The majority noted that the purpose of the Guides is to assist in assessing a functional impact on daily living. The extent to which restriction or loss of motion on any arc/plane of the hip impacts on function of the joint and whether it ought to be considered an ‘impairment’ is an assessment ‘informed by expertise and judgment’. It is ultimately a matter for medical professionals constituting a Medical Panel and not the Court who, had it adopted such an approach, would have been ‘trespass[ing] well beyond its legitimate remit.’
What does this mean?
The status quo remains and impairment in relation to the lower limb should continue to be assessed as the Panel had in this case, which does not involve combining the whole-person impairment estimates for several range of motion restrictions measured, while completing the assessment of impairment.

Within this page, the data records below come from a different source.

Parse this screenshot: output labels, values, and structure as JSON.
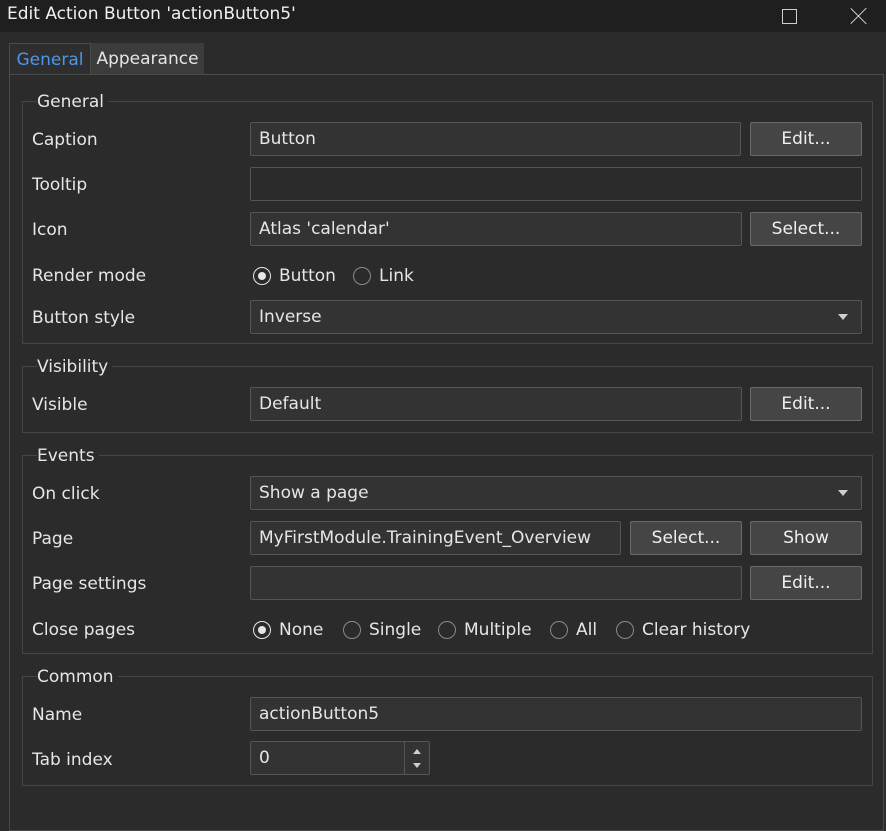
{
  "window": {
    "title": "Edit Action Button 'actionButton5'"
  },
  "tabs": {
    "general": "General",
    "appearance": "Appearance"
  },
  "general": {
    "title": "General",
    "caption_label": "Caption",
    "caption_value": "Button",
    "caption_edit": "Edit...",
    "tooltip_label": "Tooltip",
    "tooltip_value": "",
    "icon_label": "Icon",
    "icon_value": "Atlas 'calendar'",
    "icon_select": "Select...",
    "render_mode_label": "Render mode",
    "render_mode_options": [
      "Button",
      "Link"
    ],
    "render_mode_selected": "Button",
    "button_style_label": "Button style",
    "button_style_value": "Inverse"
  },
  "visibility": {
    "title": "Visibility",
    "visible_label": "Visible",
    "visible_value": "Default",
    "visible_edit": "Edit..."
  },
  "events": {
    "title": "Events",
    "on_click_label": "On click",
    "on_click_value": "Show a page",
    "page_label": "Page",
    "page_value": "MyFirstModule.TrainingEvent_Overview",
    "page_select": "Select...",
    "page_show": "Show",
    "page_settings_label": "Page settings",
    "page_settings_value": "",
    "page_settings_edit": "Edit...",
    "close_pages_label": "Close pages",
    "close_pages_options": [
      "None",
      "Single",
      "Multiple",
      "All",
      "Clear history"
    ],
    "close_pages_selected": "None"
  },
  "common": {
    "title": "Common",
    "name_label": "Name",
    "name_value": "actionButton5",
    "tab_index_label": "Tab index",
    "tab_index_value": "0"
  },
  "colors": {
    "accent": "#4d96e8",
    "background": "#2b2b2b",
    "titlebar": "#1f1f1f",
    "button": "#454545"
  }
}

Tinnitus and the AMA Guides
In a case of statutory interpretation, the Court of Appeal has handed down judgment in the matter of Amcor plc v Felice Scardamaglia, which was an appeal following a judicial review of a Medical Panel opinion regarding tinnitus.
Mr Scardamaglia had lodged an impairment claim for loss of hearing and tinnitus, which was referred to a Medical Panel on the question of the assessment of impairment. The Panel assessed Mr Scardamaglia's impairment but did not make any separate allowance for impairment arising from tinnitus. Mr Scardamaglia did not reach the required 10% threshold.

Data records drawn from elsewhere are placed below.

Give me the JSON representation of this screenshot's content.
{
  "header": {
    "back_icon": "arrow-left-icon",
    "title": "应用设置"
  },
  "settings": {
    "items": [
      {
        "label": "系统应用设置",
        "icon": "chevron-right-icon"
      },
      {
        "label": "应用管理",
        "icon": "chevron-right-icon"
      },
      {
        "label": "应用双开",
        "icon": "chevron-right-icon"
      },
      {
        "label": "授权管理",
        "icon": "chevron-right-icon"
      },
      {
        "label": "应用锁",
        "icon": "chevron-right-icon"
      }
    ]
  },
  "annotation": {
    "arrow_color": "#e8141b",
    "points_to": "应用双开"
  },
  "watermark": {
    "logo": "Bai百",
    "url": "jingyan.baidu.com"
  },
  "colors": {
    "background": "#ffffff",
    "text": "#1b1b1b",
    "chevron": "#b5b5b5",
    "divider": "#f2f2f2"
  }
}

The crux of this case was whether a separate allowance for tinnitus should applied in addition to the impairment assessed by the pure tone audiogram under the National Acoustic Laboratories Guides (NAL Guides). The case dealt with the interplay between the Accident Compensation Act 1985 (as it then was), the NAL Guides, the Australian Society of Otolaryngology Head and Neck Surgery (ASOHNS) and the AMA Guides to the Evaluation of Permanent Impairment 4th edition (AMA Guides).
The Court of Appeal considered the ASOHNS were well written, but were written by medical practitioners for the use of medical practitioners and that the ASOHNS refer to the effect tinnitus has on hearing and the effect tinnitus has on the pure tone audiogram. There is a distinction and, on that basis, the ASOHNS note the possibility of the effect of tinnitus on hearing in addition to the effect of tinnitus on a pure tone audiogram.
The majority considered the ASOHNS refer to the AMA Guides, so the expert examiner can consider whether there is anything else that may account for the diminution of hearing, not accounted for in the pure tone audiogram, such as speech discrimination.
The Court held that there is no duplication by applying the two regimes (the ASOHNS and AMA Guides) because the assessor is to add a percentage up to 5% for additional diminution of hearing caused by tinnitus, over and above any effect tinnitus has had on the pure tone audiogram. Further, the difference in language used by the AMA Guides and the ASOHNS does not preclude the aggregation of the two assessments as the reference to the NAL procedure is a reference to NAL procedure as described by the ASOHNS.
What does this mean?
When a claim for noise induced hearing loss involves tinnitus causing speech discrimination, an allowance of up to 5% under the AMA Guides might be applied to the noise induced hearing loss assessed by the pure tone audiogram under the NAL guides.